Actuellement, on est habilité à délivrer 7 diplômes, il y a
Administration des Affaires, MIAGE (Département Français) ; il y a
Etude islamique, Sciences de l’éducation, Langue arabe (Département
Arabe). Il y a aussi des programmes de master dont un en Finance
islamique et audit, (cours en français) qu’on a créé en partenariat
avec une école internationale de commerce qui se trouve à Dunkerque en France. Il y a aussi le programme master en éducation Langue et
Civilisation arabe là, on a deux programmes un français et l’autre
arabe.

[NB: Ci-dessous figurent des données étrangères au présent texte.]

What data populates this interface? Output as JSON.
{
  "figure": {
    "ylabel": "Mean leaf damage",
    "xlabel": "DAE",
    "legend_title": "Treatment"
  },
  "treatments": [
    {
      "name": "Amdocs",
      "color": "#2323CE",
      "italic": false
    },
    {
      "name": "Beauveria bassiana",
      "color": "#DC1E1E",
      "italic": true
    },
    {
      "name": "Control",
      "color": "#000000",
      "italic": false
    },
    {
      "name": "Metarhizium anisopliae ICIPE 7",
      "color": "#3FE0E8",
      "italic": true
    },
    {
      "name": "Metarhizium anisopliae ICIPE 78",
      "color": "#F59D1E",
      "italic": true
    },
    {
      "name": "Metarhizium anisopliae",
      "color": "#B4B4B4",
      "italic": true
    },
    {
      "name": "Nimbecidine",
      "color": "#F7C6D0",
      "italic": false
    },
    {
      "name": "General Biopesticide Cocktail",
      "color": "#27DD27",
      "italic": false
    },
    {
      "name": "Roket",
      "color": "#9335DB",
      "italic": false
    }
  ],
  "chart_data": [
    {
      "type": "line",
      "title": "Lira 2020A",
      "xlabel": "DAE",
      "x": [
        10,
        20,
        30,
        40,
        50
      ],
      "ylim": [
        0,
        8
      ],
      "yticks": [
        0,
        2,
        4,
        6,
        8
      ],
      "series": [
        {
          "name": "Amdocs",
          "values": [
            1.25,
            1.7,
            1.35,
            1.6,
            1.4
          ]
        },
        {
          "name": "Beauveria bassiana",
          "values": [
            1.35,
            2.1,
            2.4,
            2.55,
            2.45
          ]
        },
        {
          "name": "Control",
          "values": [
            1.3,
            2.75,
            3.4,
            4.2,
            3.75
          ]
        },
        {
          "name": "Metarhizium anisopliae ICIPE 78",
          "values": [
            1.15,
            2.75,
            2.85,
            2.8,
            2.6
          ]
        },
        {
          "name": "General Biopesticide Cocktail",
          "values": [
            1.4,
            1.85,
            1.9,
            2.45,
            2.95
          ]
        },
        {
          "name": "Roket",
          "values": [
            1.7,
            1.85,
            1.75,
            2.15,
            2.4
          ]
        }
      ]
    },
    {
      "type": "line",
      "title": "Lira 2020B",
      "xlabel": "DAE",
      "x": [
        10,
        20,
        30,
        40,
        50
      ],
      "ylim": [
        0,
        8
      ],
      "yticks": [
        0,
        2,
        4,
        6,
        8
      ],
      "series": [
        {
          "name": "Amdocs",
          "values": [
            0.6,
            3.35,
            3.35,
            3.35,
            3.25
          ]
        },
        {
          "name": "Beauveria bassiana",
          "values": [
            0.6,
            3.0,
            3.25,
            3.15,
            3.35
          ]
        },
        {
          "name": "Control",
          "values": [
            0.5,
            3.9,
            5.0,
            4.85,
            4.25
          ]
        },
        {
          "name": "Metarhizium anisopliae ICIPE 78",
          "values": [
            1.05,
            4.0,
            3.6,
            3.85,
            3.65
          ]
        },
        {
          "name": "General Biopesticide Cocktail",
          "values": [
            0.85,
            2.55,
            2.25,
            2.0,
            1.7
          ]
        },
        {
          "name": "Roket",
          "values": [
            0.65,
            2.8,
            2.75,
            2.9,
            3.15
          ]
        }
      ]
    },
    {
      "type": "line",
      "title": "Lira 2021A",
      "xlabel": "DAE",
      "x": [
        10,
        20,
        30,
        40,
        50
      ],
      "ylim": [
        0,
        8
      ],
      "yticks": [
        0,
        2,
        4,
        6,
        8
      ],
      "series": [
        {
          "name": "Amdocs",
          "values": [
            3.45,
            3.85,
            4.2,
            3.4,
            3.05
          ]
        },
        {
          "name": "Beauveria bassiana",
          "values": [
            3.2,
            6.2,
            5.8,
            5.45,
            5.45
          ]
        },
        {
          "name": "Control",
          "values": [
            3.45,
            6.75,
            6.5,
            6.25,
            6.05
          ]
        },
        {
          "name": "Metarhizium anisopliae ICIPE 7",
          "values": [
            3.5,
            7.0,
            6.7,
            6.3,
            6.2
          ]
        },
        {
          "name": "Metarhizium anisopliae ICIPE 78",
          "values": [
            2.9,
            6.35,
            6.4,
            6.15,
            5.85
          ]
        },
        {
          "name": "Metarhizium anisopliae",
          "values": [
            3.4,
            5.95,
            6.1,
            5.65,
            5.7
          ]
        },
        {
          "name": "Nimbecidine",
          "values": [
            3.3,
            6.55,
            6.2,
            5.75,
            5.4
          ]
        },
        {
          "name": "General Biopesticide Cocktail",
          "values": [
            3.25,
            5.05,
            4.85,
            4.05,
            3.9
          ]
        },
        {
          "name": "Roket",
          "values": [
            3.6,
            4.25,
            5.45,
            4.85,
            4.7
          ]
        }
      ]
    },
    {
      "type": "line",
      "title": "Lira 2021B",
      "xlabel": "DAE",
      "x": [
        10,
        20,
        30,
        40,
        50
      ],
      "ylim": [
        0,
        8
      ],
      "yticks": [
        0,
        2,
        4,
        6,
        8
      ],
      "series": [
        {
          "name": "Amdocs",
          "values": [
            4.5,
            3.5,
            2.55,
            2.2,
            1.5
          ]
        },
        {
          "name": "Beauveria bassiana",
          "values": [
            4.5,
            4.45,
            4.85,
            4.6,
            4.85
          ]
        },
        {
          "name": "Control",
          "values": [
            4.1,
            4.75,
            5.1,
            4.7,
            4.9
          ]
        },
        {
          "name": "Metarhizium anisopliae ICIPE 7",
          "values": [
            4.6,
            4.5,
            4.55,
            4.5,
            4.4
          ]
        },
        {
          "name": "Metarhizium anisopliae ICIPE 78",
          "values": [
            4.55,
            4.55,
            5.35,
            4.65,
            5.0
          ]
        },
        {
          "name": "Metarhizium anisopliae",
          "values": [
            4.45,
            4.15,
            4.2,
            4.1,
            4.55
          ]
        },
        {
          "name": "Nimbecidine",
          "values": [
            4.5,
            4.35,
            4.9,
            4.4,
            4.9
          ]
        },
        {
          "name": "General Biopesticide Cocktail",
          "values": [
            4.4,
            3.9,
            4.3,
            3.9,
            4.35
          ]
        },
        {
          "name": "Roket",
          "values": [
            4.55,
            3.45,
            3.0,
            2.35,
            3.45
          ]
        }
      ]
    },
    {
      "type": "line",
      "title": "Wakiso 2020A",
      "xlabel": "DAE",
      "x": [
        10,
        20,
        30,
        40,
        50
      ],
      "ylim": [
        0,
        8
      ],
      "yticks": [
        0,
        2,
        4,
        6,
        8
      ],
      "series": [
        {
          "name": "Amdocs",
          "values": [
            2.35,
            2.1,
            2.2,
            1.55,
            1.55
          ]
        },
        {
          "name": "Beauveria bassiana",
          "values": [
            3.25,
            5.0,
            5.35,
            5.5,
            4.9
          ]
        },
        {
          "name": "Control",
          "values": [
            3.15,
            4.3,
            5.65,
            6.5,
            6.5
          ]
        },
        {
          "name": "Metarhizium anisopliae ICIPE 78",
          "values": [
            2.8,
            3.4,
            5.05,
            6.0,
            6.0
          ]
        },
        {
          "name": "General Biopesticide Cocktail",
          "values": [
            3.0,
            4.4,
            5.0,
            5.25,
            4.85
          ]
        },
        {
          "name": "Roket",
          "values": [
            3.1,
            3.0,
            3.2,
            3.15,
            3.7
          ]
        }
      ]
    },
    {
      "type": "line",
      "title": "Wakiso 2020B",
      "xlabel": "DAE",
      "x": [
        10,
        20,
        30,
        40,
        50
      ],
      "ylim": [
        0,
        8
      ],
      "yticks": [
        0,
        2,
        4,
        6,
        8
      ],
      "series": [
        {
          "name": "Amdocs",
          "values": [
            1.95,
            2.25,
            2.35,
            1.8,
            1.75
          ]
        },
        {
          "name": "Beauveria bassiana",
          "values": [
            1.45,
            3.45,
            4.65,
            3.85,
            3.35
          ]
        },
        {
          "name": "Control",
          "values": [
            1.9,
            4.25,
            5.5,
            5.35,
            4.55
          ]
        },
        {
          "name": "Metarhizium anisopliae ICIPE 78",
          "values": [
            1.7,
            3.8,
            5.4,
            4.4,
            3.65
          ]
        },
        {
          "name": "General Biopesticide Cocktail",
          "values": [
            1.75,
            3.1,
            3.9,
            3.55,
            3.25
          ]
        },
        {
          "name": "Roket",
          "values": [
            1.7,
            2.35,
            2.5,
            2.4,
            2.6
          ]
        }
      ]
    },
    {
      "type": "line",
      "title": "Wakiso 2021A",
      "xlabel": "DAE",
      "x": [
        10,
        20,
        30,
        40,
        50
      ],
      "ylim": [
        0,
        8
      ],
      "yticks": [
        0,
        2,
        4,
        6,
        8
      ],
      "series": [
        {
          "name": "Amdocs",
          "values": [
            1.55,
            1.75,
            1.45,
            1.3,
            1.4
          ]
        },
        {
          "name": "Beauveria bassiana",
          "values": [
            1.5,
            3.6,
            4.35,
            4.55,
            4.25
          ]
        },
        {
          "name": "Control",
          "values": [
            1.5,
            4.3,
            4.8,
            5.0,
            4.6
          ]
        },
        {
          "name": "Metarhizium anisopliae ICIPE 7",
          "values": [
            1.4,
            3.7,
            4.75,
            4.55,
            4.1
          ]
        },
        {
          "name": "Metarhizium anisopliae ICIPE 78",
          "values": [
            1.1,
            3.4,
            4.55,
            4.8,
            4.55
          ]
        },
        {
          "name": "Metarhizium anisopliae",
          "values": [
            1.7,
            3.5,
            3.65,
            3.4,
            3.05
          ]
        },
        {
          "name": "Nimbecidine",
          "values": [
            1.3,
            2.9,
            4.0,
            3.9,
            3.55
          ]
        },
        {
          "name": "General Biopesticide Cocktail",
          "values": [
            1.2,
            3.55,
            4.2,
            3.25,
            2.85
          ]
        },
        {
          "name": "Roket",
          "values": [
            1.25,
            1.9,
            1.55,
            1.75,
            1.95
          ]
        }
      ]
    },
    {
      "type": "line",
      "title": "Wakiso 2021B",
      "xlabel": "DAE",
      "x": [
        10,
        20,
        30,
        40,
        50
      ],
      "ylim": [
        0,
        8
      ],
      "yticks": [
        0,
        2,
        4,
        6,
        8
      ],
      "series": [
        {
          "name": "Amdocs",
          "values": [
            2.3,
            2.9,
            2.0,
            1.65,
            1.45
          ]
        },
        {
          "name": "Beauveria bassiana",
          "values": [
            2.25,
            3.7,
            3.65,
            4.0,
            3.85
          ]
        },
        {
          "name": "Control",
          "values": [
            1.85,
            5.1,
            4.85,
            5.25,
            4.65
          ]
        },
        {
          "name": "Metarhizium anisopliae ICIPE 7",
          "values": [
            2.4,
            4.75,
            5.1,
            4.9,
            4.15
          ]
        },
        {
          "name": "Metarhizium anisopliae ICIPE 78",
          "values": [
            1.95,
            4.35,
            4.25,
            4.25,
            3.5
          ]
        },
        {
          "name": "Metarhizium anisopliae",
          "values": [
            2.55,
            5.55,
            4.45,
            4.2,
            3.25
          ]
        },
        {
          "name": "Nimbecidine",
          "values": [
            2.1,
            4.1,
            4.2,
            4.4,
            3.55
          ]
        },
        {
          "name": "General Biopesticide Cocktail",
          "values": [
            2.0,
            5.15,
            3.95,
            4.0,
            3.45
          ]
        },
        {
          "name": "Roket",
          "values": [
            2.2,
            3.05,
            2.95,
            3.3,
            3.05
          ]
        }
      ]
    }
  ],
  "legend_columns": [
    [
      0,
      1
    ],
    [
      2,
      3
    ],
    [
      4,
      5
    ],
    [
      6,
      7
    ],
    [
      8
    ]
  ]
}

Et d’ailleurs pour le master qu’on a lancé en 2019, les
soutenances de la première promotion ont déjà commencé», rappelle Dr
Mohammad Abdoulaye, tout en soulignant qu’ils ont «jugé nécessaire de
commencer par l’habilitation, car c’est ce qui concerne, l’institution
en globalité. L’année prochaine on commencera pour l’accréditation des programmes. Il faut rappeler aussi qu’on a ouvert un BTS de Santé, l’année dernière. Et nous comptons ouvrir d’autres filières selon nos besoins et moyens, inschALLAH».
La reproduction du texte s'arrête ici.